アヴィセンナの著書の第一章についての研究
これは論文に見せかけた物語の第2話です。皆さんに楽しんでいただけたら嬉しいです。
神聖ローマ帝国のルネサンス期において、最も謎に満ちた知識人の一人、ルドルフ・レンホッフェンは、『宇宙の進化』第一章に深い関心を抱き、人生の大半をその研究に費やした人物である。彼の残した断片的な書簡と未完の論文群から、彼がこの章に含まれる神秘的な宇宙生成論に強く惹かれていたことは明白である。
この第一章において述べられているのは、いわば生命の根源的起源である。著者アヴィセンナ・アル・ファラービによれば、神(どの宗教の神かは重要ではない――この書はあくまでも汎宗教的な視点を採る)によって選ばれた存在、すなわち天使たちは、彗星のような姿をした霊的存在として、地球に降臨したとされている。
彼らは、全エネルギーを費やしながら「命の火花」を地上にもたらし、最初の生命体――単細胞生物――を誕生させた。この火花は、ある種の神的な自己犠牲の行為であり、それ以降、地球上の全生命体はその「火花」を絶やさぬために存在し続ける使命を背負わされた。
アヴィセンナの記述において興味深いのは、初期の単細胞生物たちが個としての価値を持たず、ただ「生命という現象」の維持・拡張のために存在していたと描かれている点である。進化とは、無数の命の喪失と苦痛の果てに生命の継続性が選ばれた結果であり、初期生命は常に非人間的な過酷さと向き合っていた。
この記述に対し、レンホッフェンは非常に独自かつ政治的な解釈を加える。彼はこれらの単細胞生物たちを**「見えざる天使たち」(Angeli Invisibiles)と呼び、彼らの無私の自己犠牲を国家の理想像**として称賛した。すなわち、個人の幸福や自由よりも、より大きな「生命=帝国」の繁栄こそが重要であり、それに身を捧げるべきだという思想である。
この思想は、レンホッフェンによる神聖ローマ帝国の再統一と拡大の理論的根拠として用いられた。彼の主張によれば、生命の誕生そのものが「犠牲に基づく繁栄」である以上、人間社会もまた、同様の法則に従うべきだという。
しかし、私(この論文の筆者)は、この解釈には根本的な誤りがあると考える。
レンホッフェンは、進化の主体である単細胞生物に意志や崇高な理想があったかのように語るが、それは明確な誤読である。
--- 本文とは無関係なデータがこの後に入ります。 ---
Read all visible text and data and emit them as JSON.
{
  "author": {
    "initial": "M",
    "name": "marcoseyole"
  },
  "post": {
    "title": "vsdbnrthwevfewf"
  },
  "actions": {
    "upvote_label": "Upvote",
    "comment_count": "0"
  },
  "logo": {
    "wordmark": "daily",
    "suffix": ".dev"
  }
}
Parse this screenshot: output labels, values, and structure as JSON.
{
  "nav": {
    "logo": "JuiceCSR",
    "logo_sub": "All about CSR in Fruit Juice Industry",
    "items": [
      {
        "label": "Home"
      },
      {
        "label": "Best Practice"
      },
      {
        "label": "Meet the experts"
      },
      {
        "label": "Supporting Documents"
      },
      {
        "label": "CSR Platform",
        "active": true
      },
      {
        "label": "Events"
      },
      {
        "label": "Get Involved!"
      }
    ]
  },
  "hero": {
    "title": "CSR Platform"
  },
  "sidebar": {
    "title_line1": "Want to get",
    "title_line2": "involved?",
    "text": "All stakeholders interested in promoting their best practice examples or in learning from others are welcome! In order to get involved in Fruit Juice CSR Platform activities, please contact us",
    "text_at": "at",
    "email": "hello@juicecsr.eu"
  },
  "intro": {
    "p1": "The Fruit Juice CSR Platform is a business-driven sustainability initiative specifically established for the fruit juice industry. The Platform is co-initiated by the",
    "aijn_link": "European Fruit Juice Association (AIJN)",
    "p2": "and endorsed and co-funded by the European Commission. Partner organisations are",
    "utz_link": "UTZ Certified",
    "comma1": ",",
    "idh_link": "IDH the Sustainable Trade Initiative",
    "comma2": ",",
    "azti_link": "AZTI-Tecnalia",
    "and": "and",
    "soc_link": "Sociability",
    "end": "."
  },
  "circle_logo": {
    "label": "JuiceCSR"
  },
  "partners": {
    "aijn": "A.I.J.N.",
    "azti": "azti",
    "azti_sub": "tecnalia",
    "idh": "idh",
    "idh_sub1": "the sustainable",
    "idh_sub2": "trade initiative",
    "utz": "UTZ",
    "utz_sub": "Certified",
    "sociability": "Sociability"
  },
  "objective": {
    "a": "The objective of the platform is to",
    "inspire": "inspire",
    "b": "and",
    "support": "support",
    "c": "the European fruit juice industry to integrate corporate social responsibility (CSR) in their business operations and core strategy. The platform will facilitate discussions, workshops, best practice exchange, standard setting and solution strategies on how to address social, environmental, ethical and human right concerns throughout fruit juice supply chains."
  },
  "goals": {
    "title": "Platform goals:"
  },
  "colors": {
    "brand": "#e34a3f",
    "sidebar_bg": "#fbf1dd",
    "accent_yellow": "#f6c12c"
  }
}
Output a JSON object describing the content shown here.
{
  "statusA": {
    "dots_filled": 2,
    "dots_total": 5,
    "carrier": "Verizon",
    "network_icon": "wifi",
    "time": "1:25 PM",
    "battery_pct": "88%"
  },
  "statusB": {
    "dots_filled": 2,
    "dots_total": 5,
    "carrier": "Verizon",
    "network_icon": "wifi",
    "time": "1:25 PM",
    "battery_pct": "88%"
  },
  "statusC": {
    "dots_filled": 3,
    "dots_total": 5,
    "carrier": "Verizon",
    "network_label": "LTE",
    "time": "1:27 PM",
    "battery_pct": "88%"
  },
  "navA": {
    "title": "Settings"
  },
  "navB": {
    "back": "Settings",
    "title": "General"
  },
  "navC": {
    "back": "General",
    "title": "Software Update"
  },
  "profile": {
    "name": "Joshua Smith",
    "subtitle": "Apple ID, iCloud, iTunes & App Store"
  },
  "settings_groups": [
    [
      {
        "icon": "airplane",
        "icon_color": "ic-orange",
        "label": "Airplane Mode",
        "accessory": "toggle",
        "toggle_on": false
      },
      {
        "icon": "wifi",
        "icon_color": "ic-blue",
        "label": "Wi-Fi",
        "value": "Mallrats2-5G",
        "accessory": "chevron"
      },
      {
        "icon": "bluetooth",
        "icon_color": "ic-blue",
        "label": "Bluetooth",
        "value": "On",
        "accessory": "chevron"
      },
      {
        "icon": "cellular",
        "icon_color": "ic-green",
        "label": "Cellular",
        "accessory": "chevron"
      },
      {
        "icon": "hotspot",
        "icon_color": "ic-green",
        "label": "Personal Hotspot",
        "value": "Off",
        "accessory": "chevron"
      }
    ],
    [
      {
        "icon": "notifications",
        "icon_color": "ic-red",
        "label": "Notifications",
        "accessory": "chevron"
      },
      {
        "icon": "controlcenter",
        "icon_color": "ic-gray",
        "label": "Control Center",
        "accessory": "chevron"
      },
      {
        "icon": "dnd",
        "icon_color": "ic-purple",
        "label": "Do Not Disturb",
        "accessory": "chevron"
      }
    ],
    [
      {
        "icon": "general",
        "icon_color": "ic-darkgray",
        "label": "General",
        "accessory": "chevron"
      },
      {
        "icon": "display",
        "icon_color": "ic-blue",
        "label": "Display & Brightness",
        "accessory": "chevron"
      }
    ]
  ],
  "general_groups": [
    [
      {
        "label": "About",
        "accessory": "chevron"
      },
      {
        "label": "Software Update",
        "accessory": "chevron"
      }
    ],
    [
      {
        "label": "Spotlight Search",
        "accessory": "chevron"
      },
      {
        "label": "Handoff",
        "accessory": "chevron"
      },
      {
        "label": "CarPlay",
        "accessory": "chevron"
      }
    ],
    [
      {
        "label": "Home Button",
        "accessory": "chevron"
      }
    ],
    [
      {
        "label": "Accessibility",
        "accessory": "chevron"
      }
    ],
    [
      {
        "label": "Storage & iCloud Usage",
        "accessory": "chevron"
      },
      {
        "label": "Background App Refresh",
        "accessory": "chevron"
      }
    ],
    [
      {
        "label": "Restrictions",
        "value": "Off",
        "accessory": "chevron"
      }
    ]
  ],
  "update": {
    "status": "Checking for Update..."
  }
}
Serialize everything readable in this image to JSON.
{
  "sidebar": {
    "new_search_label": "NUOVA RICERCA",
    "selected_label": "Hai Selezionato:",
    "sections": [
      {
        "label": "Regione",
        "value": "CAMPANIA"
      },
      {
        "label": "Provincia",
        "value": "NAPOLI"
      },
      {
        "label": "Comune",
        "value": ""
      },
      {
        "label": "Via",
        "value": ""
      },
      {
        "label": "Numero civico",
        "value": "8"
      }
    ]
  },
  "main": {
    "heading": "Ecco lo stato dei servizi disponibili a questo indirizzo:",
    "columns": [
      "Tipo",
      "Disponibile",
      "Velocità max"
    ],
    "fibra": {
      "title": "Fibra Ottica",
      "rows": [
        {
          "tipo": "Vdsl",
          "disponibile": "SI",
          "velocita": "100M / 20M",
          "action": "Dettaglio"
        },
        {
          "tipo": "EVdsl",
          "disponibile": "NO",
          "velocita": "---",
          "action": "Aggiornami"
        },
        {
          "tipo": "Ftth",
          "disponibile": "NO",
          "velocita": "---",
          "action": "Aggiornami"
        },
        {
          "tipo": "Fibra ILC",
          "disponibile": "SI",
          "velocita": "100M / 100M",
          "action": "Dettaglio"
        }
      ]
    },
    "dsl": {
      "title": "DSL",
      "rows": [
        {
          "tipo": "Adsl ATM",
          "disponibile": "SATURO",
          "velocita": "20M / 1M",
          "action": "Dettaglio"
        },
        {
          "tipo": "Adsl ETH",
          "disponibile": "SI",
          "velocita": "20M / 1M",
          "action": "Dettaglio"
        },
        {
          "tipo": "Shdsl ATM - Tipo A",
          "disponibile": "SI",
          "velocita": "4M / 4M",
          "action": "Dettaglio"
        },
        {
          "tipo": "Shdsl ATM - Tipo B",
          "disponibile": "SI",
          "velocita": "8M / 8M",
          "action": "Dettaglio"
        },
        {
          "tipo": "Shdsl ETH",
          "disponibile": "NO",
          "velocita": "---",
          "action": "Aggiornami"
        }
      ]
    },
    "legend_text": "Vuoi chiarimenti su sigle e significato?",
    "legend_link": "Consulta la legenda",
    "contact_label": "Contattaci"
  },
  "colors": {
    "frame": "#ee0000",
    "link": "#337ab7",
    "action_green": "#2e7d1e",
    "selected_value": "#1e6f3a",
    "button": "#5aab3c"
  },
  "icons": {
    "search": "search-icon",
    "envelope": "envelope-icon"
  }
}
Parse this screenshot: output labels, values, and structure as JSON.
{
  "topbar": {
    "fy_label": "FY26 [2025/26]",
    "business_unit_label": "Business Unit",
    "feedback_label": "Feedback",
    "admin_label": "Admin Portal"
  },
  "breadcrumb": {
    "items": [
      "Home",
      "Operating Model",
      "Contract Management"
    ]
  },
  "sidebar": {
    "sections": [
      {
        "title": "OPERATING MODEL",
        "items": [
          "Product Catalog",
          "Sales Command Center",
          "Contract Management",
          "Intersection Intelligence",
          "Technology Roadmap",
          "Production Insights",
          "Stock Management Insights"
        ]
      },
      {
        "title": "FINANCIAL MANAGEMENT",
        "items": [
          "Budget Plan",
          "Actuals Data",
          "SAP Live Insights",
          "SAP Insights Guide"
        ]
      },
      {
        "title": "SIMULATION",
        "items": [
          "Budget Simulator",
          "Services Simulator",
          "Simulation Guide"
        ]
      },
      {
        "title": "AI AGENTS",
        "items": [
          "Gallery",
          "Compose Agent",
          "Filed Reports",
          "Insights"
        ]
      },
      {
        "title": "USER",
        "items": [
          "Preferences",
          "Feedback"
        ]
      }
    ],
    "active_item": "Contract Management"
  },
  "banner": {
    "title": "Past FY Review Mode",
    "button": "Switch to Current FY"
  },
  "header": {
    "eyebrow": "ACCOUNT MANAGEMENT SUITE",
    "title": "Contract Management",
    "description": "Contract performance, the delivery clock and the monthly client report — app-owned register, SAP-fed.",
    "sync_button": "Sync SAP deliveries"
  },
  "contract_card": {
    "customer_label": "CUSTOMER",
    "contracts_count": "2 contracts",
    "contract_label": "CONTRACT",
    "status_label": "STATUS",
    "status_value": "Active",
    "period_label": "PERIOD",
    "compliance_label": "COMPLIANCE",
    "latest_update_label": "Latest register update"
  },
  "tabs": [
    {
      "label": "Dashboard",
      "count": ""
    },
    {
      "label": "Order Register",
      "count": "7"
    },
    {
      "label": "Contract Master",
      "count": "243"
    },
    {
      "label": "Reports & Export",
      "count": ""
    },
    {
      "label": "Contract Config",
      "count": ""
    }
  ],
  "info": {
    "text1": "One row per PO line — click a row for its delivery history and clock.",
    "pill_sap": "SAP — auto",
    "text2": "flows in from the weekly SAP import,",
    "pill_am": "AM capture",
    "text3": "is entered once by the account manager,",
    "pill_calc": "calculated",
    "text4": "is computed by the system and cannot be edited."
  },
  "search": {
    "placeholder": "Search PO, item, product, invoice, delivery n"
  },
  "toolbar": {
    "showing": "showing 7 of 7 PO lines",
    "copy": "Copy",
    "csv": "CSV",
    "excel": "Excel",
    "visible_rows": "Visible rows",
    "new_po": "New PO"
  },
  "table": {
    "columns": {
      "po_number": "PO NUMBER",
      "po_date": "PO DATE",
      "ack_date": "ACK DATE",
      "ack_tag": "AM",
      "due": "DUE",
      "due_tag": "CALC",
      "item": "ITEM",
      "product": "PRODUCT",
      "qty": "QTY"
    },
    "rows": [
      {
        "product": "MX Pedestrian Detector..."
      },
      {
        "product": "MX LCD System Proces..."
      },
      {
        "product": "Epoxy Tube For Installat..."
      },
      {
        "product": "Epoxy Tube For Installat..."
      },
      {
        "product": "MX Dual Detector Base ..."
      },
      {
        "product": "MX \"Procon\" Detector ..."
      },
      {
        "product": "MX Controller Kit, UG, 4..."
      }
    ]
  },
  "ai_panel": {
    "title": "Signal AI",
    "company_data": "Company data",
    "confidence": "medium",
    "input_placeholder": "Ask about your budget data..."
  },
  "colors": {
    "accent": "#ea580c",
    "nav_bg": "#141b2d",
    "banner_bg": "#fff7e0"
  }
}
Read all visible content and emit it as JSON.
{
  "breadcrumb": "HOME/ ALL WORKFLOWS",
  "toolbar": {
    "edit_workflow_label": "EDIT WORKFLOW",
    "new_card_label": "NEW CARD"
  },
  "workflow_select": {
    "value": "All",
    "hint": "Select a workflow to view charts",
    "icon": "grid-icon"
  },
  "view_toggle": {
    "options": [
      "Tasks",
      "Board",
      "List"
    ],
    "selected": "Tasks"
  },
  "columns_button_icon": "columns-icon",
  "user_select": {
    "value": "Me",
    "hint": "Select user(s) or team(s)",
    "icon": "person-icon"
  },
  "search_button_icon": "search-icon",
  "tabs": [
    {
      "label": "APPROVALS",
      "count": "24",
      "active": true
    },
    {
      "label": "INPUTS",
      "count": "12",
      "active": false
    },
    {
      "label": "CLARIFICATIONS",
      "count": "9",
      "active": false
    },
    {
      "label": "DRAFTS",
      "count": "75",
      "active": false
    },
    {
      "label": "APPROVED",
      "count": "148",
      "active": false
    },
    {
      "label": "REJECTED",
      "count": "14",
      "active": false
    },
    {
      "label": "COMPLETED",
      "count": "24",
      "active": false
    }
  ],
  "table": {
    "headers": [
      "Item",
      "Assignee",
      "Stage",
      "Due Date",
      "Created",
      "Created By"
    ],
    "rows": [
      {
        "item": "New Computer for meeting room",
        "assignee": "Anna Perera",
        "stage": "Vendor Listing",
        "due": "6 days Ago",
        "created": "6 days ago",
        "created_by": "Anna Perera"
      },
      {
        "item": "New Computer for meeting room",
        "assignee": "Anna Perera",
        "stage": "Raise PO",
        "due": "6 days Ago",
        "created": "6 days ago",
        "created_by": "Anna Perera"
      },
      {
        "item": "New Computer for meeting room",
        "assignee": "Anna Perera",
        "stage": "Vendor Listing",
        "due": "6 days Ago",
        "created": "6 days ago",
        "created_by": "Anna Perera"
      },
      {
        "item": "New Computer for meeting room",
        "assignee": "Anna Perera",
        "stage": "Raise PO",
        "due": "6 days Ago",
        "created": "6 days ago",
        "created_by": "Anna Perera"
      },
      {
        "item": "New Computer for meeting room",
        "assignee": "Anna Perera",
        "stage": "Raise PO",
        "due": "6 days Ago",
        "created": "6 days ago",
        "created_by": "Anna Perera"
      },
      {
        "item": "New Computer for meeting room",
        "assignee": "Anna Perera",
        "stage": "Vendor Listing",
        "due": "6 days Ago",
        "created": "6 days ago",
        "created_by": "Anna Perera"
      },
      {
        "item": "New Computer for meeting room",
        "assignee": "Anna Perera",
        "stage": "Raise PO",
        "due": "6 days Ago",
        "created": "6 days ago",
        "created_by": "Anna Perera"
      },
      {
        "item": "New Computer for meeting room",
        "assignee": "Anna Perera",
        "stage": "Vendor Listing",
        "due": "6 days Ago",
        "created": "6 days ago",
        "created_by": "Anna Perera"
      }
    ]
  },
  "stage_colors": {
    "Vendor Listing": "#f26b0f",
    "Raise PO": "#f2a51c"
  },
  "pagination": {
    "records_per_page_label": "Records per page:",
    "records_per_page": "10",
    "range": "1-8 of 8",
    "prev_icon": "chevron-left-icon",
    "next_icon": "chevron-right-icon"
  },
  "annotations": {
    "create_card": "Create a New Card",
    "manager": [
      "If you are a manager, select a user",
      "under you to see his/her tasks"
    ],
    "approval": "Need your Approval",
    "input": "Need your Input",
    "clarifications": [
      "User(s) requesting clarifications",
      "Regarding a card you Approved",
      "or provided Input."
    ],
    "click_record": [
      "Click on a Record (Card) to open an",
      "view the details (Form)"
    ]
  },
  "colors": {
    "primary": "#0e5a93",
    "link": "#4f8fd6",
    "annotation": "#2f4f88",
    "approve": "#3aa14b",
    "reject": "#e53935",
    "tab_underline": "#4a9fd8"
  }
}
彼らは知性も自由意志も持たない存在であり、ただ物理的・化学的な法則に従って変化し、生き延びたに過ぎない。
したがって、その「自己犠牲」を美徳化し、それを人間社会に応用しようとすることは、根源的に危険な政治思想であると私は主張する。単細胞の進化的忍耐は偶然と強制の産物であり、道徳的選択ではない。人間社会においては、自由意思と倫理的判断が存在する以上、同列に扱うべきではない。
レンホッフェンの解釈は、『宇宙の進化』の本質を読み違えた一例であり、それが歴史的にいかに多くの誤用と正当化を生んできたか、我々は注意深く検証せねばならない。